South Korea were impressive, beating China in the final with 40-22, after having beaten Kazakhstan by the score of 34-21 in the semifinal. Japan narrowly defeated Kazakhstan by 21-20 to capture the bronze and the remaining qualifying position, after having lost 25-28 to China in the semifinal. Kazakhstan had already lost earlier against Japan in the group play, just like China had lost against South Korea but with a much smaller margin. These four teams were totally dominant in group play, although the eventual 5th and 6th place teams, North Korea and Uzbekistan had shown a reasonable capacity.
Below those teams, Taipei and India had a ‘pivotal’ situation, being clobbered by the better teams but being able to take out their frustrations on the weaker teams at the bottom of the standings.
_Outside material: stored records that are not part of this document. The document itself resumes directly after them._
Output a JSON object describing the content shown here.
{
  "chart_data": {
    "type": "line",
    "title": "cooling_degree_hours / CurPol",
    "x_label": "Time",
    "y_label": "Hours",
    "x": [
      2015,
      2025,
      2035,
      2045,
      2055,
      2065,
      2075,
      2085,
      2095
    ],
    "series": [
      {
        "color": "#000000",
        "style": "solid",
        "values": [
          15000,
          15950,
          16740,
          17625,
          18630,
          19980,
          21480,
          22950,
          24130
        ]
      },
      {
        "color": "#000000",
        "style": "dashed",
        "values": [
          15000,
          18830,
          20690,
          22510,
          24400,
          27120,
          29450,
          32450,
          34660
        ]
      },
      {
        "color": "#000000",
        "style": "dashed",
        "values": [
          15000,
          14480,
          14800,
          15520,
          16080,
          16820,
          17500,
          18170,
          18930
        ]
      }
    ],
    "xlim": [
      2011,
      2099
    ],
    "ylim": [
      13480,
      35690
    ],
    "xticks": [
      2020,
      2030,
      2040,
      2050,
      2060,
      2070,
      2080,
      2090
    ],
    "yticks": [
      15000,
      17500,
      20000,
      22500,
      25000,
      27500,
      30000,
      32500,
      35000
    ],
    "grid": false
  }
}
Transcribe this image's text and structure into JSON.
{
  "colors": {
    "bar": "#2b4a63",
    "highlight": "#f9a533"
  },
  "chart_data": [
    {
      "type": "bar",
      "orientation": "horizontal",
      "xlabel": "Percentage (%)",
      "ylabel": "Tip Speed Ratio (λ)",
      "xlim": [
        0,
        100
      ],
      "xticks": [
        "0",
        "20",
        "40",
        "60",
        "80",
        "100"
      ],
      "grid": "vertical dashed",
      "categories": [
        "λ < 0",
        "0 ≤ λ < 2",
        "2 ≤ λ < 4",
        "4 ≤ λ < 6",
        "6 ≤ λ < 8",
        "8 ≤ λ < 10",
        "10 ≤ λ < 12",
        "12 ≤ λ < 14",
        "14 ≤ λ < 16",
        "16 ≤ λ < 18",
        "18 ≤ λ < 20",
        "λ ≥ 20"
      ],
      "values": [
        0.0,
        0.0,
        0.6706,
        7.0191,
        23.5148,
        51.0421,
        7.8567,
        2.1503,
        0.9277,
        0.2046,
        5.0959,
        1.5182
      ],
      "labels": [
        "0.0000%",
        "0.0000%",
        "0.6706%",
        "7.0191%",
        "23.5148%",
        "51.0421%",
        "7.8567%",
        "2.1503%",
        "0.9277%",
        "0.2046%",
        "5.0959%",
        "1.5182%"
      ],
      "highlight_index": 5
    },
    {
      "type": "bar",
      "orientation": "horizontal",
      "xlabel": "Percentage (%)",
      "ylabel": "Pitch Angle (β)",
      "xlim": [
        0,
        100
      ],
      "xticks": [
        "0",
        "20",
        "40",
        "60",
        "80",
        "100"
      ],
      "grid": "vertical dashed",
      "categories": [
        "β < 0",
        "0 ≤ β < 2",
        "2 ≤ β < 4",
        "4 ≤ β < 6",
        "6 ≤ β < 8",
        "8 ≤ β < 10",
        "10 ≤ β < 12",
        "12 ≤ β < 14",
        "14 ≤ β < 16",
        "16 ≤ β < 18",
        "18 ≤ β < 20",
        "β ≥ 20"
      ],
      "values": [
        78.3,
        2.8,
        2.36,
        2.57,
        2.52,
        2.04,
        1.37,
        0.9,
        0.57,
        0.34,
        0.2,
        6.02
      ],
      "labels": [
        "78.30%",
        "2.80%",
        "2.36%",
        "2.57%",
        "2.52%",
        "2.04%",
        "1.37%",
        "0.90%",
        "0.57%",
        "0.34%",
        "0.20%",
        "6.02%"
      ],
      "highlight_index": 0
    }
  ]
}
Iran finished in 9th place, having lost four of their group games with the average score of 19-36. But their 53-4 win against Indonesia caused Iranian media to resort to euphoric statements about their team’s brilliant performance. Indeed, everything is relative! Kuwait, which of course has had a strong men’s team for many years, had their women’s team finish second from the bottom among the twelve teams. Their average result in group play was 4-62, so they obviously have a long way to go. So while it is nice to see a broadened participation, the enormous difference between top and bottom may be just a bit too much to be healthy and helpful.